Kołowrotek
Znalazłam na strychu wrzeciono
zakręciłam nim wstecz
i stała się dziwna rzecz
kręci się kręci kołowrotek
snuje się snuje mocna nić
mąż książkę czyta
dzieci śpią z kotem
na piecu buty czekają dnia
a ja
nucę sobie coś pod nosem
czasem na jawie śnię
spiżarnia pełna i piwnica
że ledwo można zamknąć drzwi
piec grzeje
kot coś do siebie mruczy
za oknem krążą nasze sny
nić mocna snuje się i prosta
jak dobre proste było życie
nie uwierzycie
dzieci dorosły
w różne strony
rozdarły mą przędzoną nić
zostałam sama
nawet wrzeciono znikło mi z ręki
i z kołowrotka
nie ma już nic.
Komentarze (18)
jak to, a piękne wspomnienia?
ktoś, kto nie ma wspomnień, może mówić, że nie ma
nic... a wiersze, to nic? pozdrawiam, Kryho -
szczęściaro :)
Uśmiech zostawiam:-)
krzemanka powiedziała wszystko.Ja tylko pozdrowię:)

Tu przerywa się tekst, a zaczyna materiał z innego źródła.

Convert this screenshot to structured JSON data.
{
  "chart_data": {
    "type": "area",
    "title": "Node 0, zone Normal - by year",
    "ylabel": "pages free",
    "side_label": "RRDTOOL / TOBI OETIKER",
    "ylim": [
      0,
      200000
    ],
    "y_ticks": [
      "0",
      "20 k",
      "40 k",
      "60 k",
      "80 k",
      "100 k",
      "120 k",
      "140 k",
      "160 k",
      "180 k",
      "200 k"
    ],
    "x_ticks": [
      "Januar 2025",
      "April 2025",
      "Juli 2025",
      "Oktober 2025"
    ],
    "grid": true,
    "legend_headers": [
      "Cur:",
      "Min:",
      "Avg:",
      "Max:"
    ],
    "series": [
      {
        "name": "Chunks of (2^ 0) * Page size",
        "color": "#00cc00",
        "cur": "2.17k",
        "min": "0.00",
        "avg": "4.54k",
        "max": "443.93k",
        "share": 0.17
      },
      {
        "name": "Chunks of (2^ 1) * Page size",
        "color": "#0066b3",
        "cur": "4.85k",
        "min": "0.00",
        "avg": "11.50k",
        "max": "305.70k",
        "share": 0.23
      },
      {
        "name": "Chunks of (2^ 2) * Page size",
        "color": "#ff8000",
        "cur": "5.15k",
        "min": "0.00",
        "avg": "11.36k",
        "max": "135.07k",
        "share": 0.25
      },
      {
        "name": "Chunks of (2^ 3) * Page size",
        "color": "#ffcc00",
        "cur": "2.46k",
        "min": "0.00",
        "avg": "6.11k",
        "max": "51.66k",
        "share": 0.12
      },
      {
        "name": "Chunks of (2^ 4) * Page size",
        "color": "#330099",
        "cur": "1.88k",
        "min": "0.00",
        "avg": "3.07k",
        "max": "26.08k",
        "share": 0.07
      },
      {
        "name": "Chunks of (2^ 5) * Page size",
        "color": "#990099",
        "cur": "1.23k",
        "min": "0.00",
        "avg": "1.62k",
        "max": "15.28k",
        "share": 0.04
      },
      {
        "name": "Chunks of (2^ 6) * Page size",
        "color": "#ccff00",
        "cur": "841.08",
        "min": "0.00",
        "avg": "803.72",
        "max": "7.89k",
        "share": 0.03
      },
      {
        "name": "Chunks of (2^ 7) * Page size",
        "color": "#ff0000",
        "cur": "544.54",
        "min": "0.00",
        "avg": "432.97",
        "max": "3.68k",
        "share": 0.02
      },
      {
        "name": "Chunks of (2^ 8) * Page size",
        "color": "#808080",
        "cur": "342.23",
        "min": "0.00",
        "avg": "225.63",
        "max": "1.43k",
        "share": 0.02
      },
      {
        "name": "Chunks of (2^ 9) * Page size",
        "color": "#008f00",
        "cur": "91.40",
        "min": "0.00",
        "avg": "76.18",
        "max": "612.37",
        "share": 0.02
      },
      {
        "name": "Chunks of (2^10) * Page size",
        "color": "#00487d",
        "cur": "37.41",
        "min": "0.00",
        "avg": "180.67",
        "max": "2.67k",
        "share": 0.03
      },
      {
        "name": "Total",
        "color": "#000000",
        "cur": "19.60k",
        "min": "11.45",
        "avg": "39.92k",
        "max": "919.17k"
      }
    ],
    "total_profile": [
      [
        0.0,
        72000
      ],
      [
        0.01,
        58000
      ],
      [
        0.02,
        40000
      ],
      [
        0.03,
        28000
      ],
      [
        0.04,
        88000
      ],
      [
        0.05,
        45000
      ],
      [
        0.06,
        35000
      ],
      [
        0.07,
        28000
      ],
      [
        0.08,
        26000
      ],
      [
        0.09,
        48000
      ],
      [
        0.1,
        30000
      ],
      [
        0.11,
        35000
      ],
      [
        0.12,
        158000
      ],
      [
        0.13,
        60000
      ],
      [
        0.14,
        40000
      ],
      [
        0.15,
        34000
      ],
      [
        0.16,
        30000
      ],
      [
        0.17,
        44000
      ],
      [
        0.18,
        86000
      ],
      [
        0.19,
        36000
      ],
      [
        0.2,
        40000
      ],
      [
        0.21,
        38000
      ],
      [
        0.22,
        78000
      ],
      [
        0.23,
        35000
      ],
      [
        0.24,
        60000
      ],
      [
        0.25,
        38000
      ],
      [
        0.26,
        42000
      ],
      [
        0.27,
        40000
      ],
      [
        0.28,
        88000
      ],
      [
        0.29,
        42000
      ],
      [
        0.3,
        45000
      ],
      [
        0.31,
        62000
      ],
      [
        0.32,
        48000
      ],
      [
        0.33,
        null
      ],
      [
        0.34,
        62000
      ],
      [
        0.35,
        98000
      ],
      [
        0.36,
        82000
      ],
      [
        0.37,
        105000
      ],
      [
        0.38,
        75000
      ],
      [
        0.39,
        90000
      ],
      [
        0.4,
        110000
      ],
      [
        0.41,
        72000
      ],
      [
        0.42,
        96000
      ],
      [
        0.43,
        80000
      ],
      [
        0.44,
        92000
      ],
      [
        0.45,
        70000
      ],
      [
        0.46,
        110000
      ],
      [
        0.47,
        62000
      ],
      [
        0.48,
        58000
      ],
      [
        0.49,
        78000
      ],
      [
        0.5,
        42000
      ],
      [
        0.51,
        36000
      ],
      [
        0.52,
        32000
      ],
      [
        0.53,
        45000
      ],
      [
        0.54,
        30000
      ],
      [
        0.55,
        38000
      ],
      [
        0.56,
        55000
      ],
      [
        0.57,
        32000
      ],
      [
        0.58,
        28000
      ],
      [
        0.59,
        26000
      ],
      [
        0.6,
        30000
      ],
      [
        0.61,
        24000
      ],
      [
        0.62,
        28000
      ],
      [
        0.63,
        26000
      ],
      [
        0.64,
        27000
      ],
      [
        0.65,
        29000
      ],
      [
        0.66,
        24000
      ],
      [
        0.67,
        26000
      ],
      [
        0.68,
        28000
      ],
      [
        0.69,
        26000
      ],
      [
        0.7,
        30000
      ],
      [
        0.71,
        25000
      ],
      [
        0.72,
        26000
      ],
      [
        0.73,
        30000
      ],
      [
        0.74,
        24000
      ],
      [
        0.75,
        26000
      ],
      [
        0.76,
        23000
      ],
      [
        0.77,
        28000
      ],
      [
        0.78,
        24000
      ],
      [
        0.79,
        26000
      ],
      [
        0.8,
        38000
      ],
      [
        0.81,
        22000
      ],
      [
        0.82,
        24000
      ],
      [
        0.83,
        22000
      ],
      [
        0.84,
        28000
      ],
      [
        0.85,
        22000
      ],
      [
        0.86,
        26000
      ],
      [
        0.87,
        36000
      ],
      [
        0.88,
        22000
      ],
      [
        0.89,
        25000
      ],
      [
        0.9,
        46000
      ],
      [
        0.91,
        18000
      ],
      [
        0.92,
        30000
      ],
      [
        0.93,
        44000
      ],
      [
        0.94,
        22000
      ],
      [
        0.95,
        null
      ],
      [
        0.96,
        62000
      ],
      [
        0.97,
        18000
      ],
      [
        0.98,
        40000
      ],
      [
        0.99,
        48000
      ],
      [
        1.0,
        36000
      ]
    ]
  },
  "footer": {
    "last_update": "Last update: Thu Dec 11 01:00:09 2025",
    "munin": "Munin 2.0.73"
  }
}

Przychodzi czas, że nasze kochane dzieci opuszczają
rodzinne gniazdo.
Znam ten ból.Wiersz bardzo dobry.
Pozdrawiam.
Czytałam ten wiersz jakbym była we śnie,bo ja to
wszystko mam już za sobą.Pozdrawiam ciepło.
kiedyś wszystko mija,
czas jest zawsze inny
dla jednych jest lepszy,
dla innych się z ....
rezygnuję tutaj z rymu
Pozdrawiam serdecznie
Raz w jedną stronę raz w drugą - jak to w życiu...
Szacuneczek :D
Tak już w życiu bywa,że z czasem dzieci wyfruną i
zostajemy sami.Pozdrawiam.
Dzieci podrosły, założyły rodziny! znam to! piękny
wiersz!
Pozdrawiam serdecznie:)
Krysiu tęsknota w Twoim wierszu
jest tak mocna jak sen strudzonego człeka
a dzieci wychowujemy dla innych
Bardzo ladny wiersz.Z przyjemnoscia przeczytalam:)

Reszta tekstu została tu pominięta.